Kristen Stewart (left) and Dakota Fanning in The Runaways.
Kristen Stewart (left) and Dakota Fanning in The Runaways.
Joan Jett and the Runaways packed shows and toured the world in the '70s before self-destructing in a blaze of drugs, jealousies and in-fighting. Now a movie documents those rock'n'roll days.

Dakota Fanning's porcelain-doll features were swathed in exotic makeup and her blonde hair coiffed into a feathery shag; she raised her umpteenth shot of sake and cast a knowing glance at Kristen Stewart.

The Twilight star held Fanning's gaze briefly and toasted back, looking every inch the tough rocker chick, with her matching black shag hairdo, spiked bracelet and razor-blade charm necklace.

The actresses clinked glasses and giggled.

With downtown Los Angeles' Kyoto Grand Hotel standing in for a bustling Tokyo sushi joint, the teen stars were on the set of the coming-of-age drama The Runaways - in character, with Fanning as Cherie Currie, the wild-child lead singer of the titular all-girl rock group, and Stewart portraying Joan Jett, its electric-guitar-wielding, 'tude-copping founder.

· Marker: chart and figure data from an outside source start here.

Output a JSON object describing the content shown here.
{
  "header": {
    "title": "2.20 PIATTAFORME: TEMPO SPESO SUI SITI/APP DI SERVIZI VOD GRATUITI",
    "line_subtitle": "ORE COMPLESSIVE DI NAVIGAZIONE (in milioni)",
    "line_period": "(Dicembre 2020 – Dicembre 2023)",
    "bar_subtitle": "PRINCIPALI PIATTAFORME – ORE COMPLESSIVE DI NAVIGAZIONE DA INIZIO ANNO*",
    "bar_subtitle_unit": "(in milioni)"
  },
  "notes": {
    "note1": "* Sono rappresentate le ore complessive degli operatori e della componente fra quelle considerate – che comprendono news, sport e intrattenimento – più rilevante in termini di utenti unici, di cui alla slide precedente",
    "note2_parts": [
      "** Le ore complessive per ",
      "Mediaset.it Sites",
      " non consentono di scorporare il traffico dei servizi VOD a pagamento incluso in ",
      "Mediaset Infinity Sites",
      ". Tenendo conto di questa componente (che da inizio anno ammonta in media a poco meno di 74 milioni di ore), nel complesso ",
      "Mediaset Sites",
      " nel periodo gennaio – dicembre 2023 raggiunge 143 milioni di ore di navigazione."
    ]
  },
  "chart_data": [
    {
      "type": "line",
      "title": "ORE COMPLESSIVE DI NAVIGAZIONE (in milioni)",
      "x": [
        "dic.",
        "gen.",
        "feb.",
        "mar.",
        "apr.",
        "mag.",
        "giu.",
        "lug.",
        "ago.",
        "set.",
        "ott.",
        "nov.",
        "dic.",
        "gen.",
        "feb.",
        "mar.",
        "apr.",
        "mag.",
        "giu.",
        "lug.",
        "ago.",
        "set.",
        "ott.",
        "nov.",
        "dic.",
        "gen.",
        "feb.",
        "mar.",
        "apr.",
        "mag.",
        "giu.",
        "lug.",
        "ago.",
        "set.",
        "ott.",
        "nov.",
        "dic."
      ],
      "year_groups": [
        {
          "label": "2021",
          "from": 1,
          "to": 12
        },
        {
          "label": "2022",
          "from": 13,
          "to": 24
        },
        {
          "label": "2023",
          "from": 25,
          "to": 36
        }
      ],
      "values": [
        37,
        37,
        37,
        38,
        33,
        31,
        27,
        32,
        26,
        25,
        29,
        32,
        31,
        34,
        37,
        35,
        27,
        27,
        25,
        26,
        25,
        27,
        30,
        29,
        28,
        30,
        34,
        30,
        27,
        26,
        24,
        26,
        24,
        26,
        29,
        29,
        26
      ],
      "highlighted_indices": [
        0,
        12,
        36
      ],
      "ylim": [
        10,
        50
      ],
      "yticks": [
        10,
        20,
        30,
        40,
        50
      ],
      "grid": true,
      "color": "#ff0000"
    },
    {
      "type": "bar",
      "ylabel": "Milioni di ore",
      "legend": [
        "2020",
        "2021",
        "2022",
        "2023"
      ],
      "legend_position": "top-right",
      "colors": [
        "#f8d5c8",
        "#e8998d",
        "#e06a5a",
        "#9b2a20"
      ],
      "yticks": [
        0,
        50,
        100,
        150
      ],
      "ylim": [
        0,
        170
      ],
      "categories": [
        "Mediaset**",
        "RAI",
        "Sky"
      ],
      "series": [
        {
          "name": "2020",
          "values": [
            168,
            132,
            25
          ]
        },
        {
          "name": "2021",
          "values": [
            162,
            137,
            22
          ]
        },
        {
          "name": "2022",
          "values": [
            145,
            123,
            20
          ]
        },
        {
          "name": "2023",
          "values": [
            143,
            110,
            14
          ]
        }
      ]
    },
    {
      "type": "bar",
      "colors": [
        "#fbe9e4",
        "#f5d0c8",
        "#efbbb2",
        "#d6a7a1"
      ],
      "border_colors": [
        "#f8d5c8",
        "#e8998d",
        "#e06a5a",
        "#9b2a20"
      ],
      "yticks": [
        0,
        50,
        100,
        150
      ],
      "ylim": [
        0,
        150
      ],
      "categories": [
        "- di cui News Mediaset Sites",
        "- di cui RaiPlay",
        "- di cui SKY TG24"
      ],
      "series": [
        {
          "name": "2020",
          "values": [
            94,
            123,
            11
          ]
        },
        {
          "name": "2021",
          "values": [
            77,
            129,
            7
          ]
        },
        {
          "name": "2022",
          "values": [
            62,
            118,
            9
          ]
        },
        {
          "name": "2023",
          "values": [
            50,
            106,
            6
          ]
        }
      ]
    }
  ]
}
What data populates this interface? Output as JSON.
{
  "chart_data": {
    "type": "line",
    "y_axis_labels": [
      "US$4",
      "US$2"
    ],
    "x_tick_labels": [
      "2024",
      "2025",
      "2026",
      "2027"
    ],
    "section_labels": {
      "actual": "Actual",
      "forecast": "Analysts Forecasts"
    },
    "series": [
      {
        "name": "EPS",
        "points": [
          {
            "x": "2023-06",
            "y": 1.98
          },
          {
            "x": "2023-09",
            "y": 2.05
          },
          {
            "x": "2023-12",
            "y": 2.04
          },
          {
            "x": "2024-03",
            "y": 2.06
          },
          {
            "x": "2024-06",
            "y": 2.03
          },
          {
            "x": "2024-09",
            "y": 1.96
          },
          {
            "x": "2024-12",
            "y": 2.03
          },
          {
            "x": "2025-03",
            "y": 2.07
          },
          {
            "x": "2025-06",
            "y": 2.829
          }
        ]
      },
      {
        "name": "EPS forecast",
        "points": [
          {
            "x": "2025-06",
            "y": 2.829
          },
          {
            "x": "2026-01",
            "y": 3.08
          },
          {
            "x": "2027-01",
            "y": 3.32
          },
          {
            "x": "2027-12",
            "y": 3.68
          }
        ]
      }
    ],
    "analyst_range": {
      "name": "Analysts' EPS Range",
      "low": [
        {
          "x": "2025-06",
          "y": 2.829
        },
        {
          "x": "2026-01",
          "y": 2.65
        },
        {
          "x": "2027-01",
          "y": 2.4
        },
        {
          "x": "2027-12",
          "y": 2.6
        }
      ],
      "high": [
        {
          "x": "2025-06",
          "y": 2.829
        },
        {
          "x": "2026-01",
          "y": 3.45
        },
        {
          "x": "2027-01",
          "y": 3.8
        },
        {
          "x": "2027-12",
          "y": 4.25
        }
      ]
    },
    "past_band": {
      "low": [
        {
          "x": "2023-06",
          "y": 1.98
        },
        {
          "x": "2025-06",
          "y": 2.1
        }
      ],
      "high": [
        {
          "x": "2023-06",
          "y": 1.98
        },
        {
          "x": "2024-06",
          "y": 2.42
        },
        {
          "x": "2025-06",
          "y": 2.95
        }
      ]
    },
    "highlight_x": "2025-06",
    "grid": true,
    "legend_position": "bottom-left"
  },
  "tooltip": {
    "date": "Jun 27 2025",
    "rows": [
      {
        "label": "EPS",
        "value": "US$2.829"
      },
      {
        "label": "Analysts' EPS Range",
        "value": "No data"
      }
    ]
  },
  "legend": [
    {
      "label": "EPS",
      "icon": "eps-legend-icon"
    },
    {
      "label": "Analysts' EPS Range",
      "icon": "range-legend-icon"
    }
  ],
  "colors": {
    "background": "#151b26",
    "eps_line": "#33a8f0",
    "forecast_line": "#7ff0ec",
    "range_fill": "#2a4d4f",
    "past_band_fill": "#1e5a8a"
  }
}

Between the years 1975 and '79, the Runaways packed shows, toured the world and racked up hits before self-immolating in a blaze of drugs, jealousies and in-fighting.

The Runaways is one of the most piquantly feminist films to touch down this year - albeit a punk-infused genre pic with a pronounced generational viewpoint and no shortage of blood, drug abuse and bodily effluvia.

Written and directed by Floria Sigismondi, the acclaimed photographer and music-video director behind such atmospheric clips as Marilyn Manson's The Beautiful People and Christina Aguilera's Fighter, the movie is less intended as a by-the-book musical biopic a la The Doors or La Bamba than an impressionistic character study illuminating a unique female predicament: What happens when teenage girls get handed too much, too soon via worldwide rock stardom?

No stranger to the rock'n'roll life in her own right, the Italian-born first-time feature director - a striking woman with a mane of raven-black hair who was clad in a vampire-chic, all-black ensemble on set - says she drew on personal experience to connect with the characters.

"It's young girls getting swept up into a world they couldn't handle," Sigismondi says.

"Feeding on those confusing feelings that develop from moving from girl to woman, I could reach deep into myself to find those things."

Sigismondi, who is married to Lillian Berlin, lead singer of the hard-rocking alt-quartet Living Things, continues: "I wanted to focus on Joan and Cherie.

"How different they are, how they were drawn together for this crazy experience.

"Joan is so focused, she really wanted to have this band. And Cherie wanted the rage of rock 'n' roll, the rebellion."

The film follows Currie at age 15 as she chafes against suburban torpor and her family's psychological abandonment en route to becoming the most forward female face in rock.

On a parallel track, Jett is shown raging against the proverbial machine, defying all cultural expectation to stake out her place as a young woman in the boys' club of hard rock while still in her mid-teens.